Pulp Friction: Top Ten Reasons to choose Java over Python et al
Posted by evanx on November 9, 2006 at 11:43 AM EST
Come of think of it, this can be Java versus Python and all the other scripting languages, ouch!
- Beauty. No legacy underscores. Nuf sed.
- Java has long, clear, unabbreviated names.
- With Java, IDEs come standard so that you don't have to type those long names. Phew!
- Sooo many vendors support Java, except Microsoft. Microsoft supports IronPython, which doesn't help my pro Java arguments, so ssh ssh.
- Java runs Python and many other languages including Java! Ok, it's not fair comparing a VM to a language, but i couldn't resist.
- Java has a well funded community, whereas Pythonistas have to be naturally enthusiastic.
- Java is strongly typed, so we don't have to write unit tests, and can rely on blind luck more.
- It takes longer in Java, which helps a lot when you're getting paid by the hour. "Wa wa we waa!"
- Java rules the Enterprise, if you exclude that SAP thingy.
- Java rules the Web, if you exclude those ASP and LAMP thingies - and Python is only one of three P's in LAMP, so...
- Java rules the Desktop, if you exclude C/C++, Objective-C, and all the stuff from the desktop monopoly.
- Java rules the Mobile, period... for now.
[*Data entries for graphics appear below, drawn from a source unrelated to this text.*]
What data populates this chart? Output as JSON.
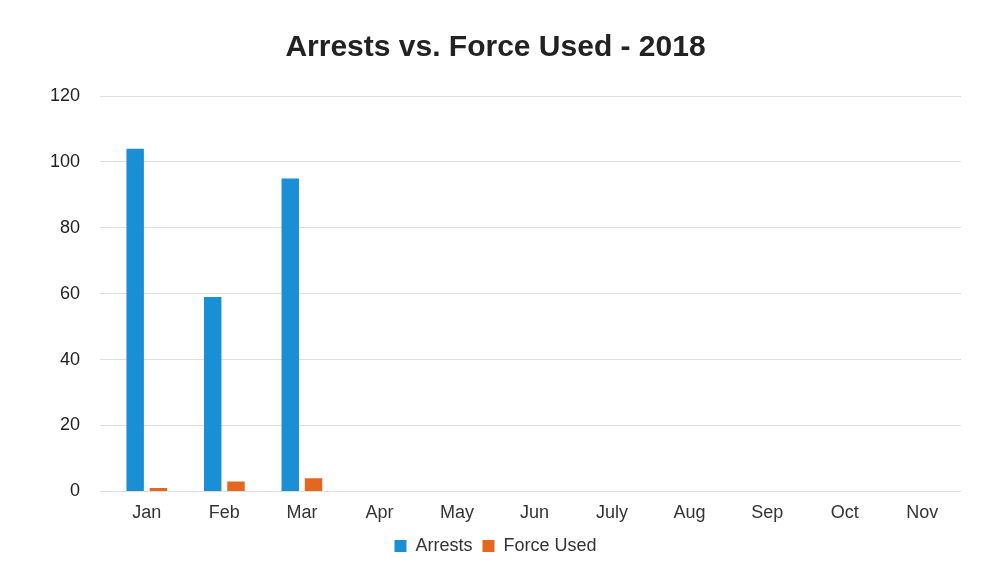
{
  "chart_data": {
    "type": "bar",
    "title": "Arrests vs. Force Used - 2018",
    "categories": [
      "Jan",
      "Feb",
      "Mar",
      "Apr",
      "May",
      "Jun",
      "July",
      "Aug",
      "Sep",
      "Oct",
      "Nov"
    ],
    "series": [
      {
        "name": "Arrests",
        "color": "#1a8fd6",
        "values": [
          104,
          59,
          95,
          null,
          null,
          null,
          null,
          null,
          null,
          null,
          null
        ]
      },
      {
        "name": "Force Used",
        "color": "#e3671f",
        "values": [
          1,
          3,
          4,
          null,
          null,
          null,
          null,
          null,
          null,
          null,
          null
        ]
      }
    ],
    "ylim": [
      0,
      120
    ],
    "yticks": [
      0,
      20,
      40,
      60,
      80,
      100,
      120
    ],
    "grid": "y",
    "legend": "bottom"
  }
}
- Java is no good at system tasks, so it gives us a good cop-out for avoiding those.
- Java never gets compared to, or confused with, Perl.
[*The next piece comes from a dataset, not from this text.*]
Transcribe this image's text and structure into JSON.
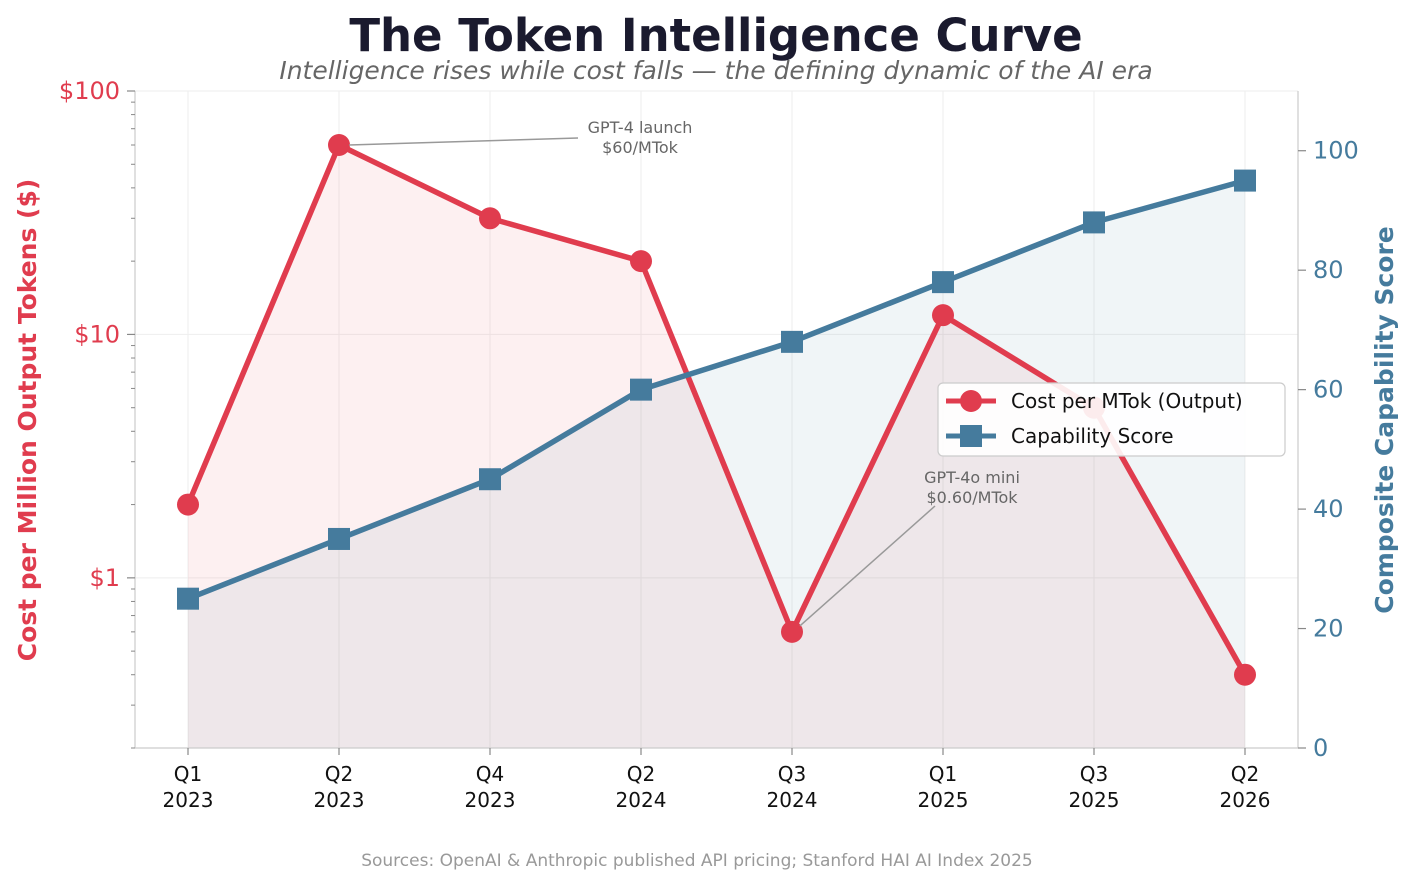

- Java has an enterprise version. Quite a few actually.
- Java has more opensource projects, more toolkits, more IDEs, more jobs, more verbosity, more everything!
Please gimme some help getting this up to a Top 20, or where to slim it down to a Top 10, and/or which are your top Top reasons, and/or bottom Top reasons, for or against, Java or Python, or dynamic scripting languages in general?!